Nonetheless, the central banks of Egypt, Bahrain, UAE, and Jordan have adopted specific initiatives to regulate digital payment services. This includes crowdfunding regulations introduced by the Dubai International Financial Centre (DIFC), Bahrain, and Abu Dhabi Global Market (ADGM).

Tirathrai hopes to see greater willingness to use debt financing as an alternative means of accessing capital. "As long as the regulators keep the field open for startups and modernize the rules, that inevitably will accelerate growth," he says.

Banking on the future

According to Paymob's Kosta Du, SMEs account for 80% to 90% of total businesses across MENA, and with many countries still cash-reliant and others beginning to utilize digital FinTech alternatives, there is an ocean of opportunities for startups to explore.

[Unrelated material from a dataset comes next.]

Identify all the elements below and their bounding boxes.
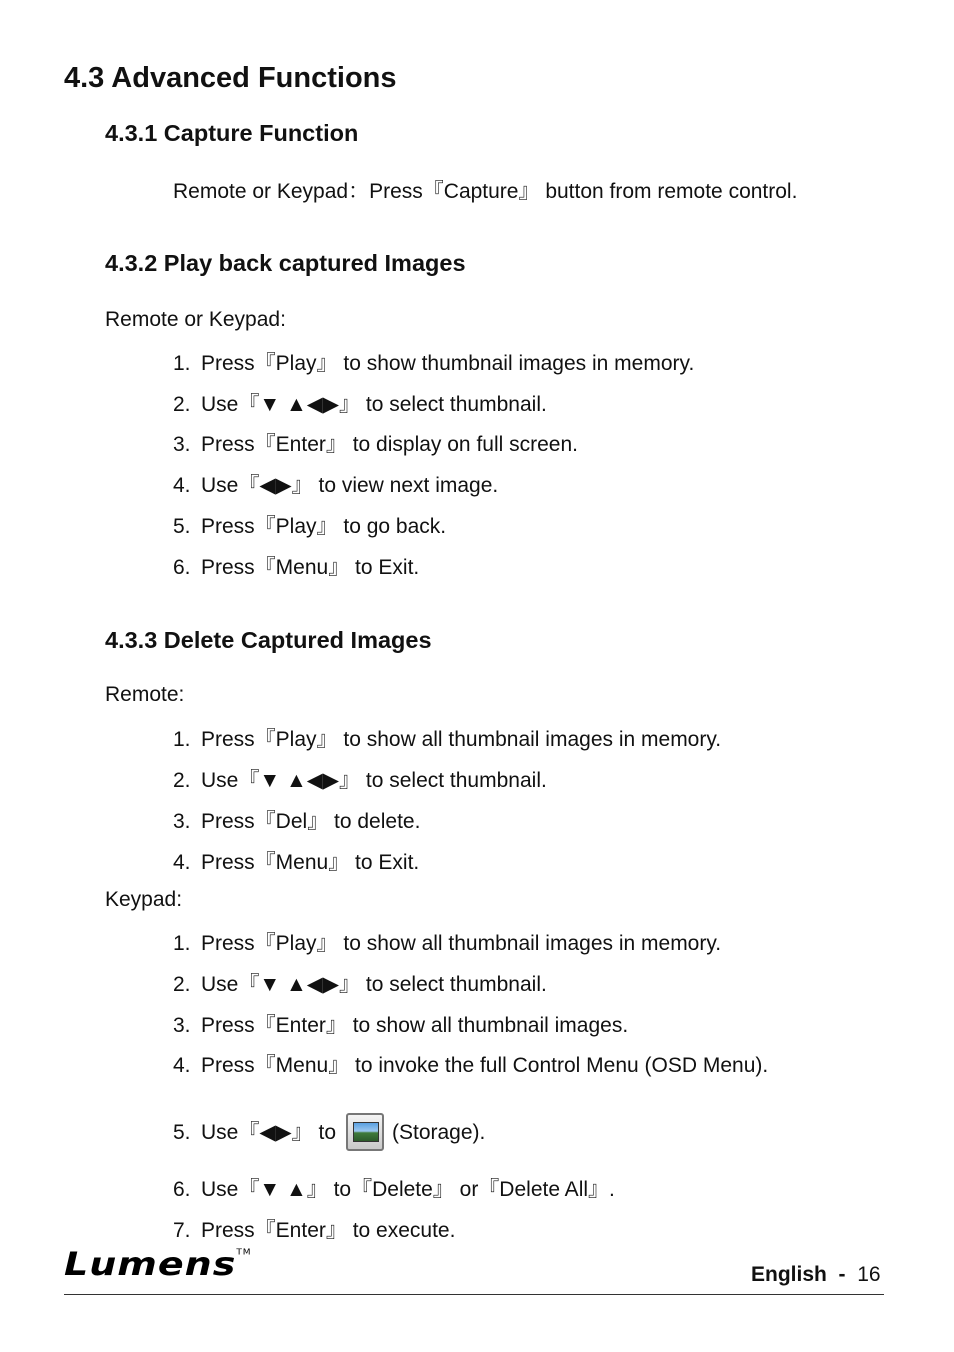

Sovereign-backed funds, such as the Abu Dhabi Catalyst Partners ($1bn), Ghadan Ventures Fund ($145m), Global FinTech Fund ($100m) and DIFC FinTech Fund ($100m), are keen to seize this potential. FinTech is hot right now, and receiving the lion's share of tech investment.

And as far as Tirathrai is concerned, that only looks set to continue. "Venture Capital investment into Middle East Fintech companies is set to explode," he says.

"The broader landscape is even more exciting, with the entire MENA region home to some of the world's most unbanked populations, particularly in Africa. [There are] tremendous opportunities on our doorstep for FinTech adoption."